Since I’m fresh off an intensive revise and rewrite stint, guess what this weeks post is all about?
Yep. The Dreaded Revision Process.
Writers seem to fall into two camps when it comes to revisions—those who can’t wait to dig in and smooth out issues, versus those who would rather have a root canal from a Victorian barber, with a rusty drill, than touch a draft again.
Preferences aside, revisions are an inescapable part of the writing process. So I’ll skip the pep talks about revisions not meaning your ms is a dumpster fire, simply that some ideas in your head didn’t make it onto the page in the form you meant them too, and get straight to practical advice. This is a short lost of what got me throught completely restructuring my last ms, cutting a subplot, and rewriting the second half, all on a tight deadline.
Revisions can seem like an overwhelming undertaking, and they can be challenging. Stop, breathe, and realize that they aren’t a monolith. Panic is a surefire way to stall forward momentum/bring on writer’s block, so don’t freak yourself out unnecessarily. What works for me is dividing them up into manageable chunks.
My Quick & Dirty Revision Checklist:
1) Read and absorb revisions notes. Read and absorb again, once you’re over the urge to either punch something or trash your story. Decide what resonates, and what doesn’t. If there are notes from multiple sources, make a master list of combined changes instead of jumping back and forth from one set of notes to the other.
2) Create a scene map, if you haven’t already.
No, seriously. I’m a recent convert, because scene maps saved my butt on this ms, so I’m spreading the scene-map gospel.
Go chapter by chapter, scene by scene, and briefly outline whose POV you’re in, the setting and time, and the goal/motivation/conflict. Basically, what happened here and how does it move the story forward? Once you have this map, you can easily plug in proposed changes and see immediately if they will have a ripple effect throughout the story, and where.
3) Decide on your process. Revisions can be the chapter-by-chapter route, making changes to arcs, plot elements, and pacing all at once. Or, they can be done by breaking them down and working with one issue at a time, from beginning of the ms to the end—start with plot, then go back and do a pass for pacing, then another for layering emotions, or worldbuilding, or…
I prefer the chapter method, but others are big-picture thinkers.
There’s no “right” way, only the way that works for you.
4) Go through and check for ripples created by deleting a subplot, character, or event—or created by adding them. Check your timeline again, too, since it’s easy to forget you changed a pinch-point event from day to noght, or a full moon to a waxing moon.
5) Smooth out any scene or chapter transitions. If you cut a chunk of the previous chapter, especially at the end, the opening paragraph of your next chapter may no longer make sense.
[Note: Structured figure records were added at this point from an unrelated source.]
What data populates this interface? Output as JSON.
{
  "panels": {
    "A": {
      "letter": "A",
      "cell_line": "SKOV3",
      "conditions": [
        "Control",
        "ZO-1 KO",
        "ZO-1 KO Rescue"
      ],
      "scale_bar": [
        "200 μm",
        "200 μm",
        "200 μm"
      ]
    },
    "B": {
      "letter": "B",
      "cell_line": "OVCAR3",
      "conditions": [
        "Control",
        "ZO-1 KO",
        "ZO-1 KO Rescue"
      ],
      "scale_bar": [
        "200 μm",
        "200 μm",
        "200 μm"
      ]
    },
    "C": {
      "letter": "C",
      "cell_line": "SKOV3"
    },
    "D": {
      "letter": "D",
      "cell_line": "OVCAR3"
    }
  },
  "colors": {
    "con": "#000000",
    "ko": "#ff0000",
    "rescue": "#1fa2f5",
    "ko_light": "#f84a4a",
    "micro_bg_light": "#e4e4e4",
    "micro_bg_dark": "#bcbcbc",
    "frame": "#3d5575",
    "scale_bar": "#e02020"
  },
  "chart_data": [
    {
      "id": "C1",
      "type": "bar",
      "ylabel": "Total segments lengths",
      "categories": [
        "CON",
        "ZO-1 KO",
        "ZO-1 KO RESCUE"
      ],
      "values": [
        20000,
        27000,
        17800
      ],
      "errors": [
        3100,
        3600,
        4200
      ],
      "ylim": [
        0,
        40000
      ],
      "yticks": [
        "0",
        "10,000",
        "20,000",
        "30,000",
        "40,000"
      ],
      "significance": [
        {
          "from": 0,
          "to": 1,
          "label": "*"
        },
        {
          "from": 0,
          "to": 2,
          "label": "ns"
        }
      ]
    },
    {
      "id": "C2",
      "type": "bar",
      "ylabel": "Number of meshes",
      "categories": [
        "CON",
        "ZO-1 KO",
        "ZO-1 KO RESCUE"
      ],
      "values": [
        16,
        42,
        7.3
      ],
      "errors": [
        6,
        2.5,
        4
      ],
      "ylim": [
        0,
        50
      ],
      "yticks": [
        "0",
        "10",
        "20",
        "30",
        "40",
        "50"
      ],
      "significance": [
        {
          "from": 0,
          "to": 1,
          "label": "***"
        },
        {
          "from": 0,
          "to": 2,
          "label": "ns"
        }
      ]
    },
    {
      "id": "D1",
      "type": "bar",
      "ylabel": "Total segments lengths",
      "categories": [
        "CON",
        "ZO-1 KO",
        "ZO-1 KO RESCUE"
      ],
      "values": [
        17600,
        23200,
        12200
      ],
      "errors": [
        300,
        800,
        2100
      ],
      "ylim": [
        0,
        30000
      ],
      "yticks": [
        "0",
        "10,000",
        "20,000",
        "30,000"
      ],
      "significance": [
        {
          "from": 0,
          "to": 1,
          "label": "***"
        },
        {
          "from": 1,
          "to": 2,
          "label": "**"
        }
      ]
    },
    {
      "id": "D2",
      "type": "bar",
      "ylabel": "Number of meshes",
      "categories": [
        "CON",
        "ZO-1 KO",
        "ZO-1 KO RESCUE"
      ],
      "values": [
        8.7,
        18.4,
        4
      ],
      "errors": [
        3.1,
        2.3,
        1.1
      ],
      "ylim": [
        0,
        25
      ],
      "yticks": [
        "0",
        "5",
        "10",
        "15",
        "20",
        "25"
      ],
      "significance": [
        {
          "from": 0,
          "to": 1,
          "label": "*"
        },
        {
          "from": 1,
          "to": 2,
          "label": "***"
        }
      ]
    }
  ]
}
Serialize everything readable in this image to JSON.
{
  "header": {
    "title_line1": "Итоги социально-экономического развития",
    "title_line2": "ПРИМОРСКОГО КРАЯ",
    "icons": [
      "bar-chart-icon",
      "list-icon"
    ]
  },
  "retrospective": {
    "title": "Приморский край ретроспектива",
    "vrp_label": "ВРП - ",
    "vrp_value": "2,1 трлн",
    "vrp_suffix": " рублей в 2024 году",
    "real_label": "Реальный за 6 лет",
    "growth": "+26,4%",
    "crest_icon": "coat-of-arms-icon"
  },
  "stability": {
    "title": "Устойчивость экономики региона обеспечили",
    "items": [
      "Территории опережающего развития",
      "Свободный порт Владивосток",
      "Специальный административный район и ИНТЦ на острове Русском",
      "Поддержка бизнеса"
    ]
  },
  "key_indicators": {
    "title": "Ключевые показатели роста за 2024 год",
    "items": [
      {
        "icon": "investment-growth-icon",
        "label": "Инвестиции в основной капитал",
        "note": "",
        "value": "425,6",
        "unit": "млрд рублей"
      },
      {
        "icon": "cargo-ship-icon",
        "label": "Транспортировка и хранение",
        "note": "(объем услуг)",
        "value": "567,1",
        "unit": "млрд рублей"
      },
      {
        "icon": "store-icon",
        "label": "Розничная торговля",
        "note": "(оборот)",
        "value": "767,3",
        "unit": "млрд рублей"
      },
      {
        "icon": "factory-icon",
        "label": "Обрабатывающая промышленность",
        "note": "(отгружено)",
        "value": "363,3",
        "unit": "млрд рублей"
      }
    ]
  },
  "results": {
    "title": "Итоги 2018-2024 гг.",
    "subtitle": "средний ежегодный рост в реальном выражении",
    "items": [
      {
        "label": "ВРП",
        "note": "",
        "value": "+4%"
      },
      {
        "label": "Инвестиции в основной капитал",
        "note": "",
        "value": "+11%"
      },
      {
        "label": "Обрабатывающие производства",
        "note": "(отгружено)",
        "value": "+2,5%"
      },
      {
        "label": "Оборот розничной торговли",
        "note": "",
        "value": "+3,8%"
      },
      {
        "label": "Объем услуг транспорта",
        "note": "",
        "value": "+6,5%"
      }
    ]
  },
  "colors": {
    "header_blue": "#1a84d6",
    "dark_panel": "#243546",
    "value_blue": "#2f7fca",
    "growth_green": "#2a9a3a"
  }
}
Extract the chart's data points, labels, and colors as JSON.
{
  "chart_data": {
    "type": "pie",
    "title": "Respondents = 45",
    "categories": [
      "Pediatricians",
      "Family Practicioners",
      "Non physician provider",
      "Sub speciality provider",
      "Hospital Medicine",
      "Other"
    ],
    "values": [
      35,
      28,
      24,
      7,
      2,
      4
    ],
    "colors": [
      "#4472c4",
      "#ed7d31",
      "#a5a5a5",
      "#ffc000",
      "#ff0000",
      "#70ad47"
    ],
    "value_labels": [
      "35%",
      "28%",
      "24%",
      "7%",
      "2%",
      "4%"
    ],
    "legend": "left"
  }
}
6) Line edits. Although it’s tempting to knock out line edits first, since they aren’t complex and give a sense that you’re really getting something accomplished, you’re probably actually wasting time. It’s a given parts will end up cut, augmented, or tweaked, so editing a line you don’t know if you’re keeping is pointless.
7) While line editing, it’s also easy to watch for filter words (saw/heard/thought/etc) and fillers (little/big/that). If you don’t already have a list favorites/crutch word list, doing something like a Wordle word cloud will also show you the most commonly used words in your ms. See if you have overused favorites and chop mercilessly.
8) Double check your formatting. Then, check again. Margins and spacing can revert back to system defaults.
And…the end. You made it.
Until the next round of CP/beta reads and critiques.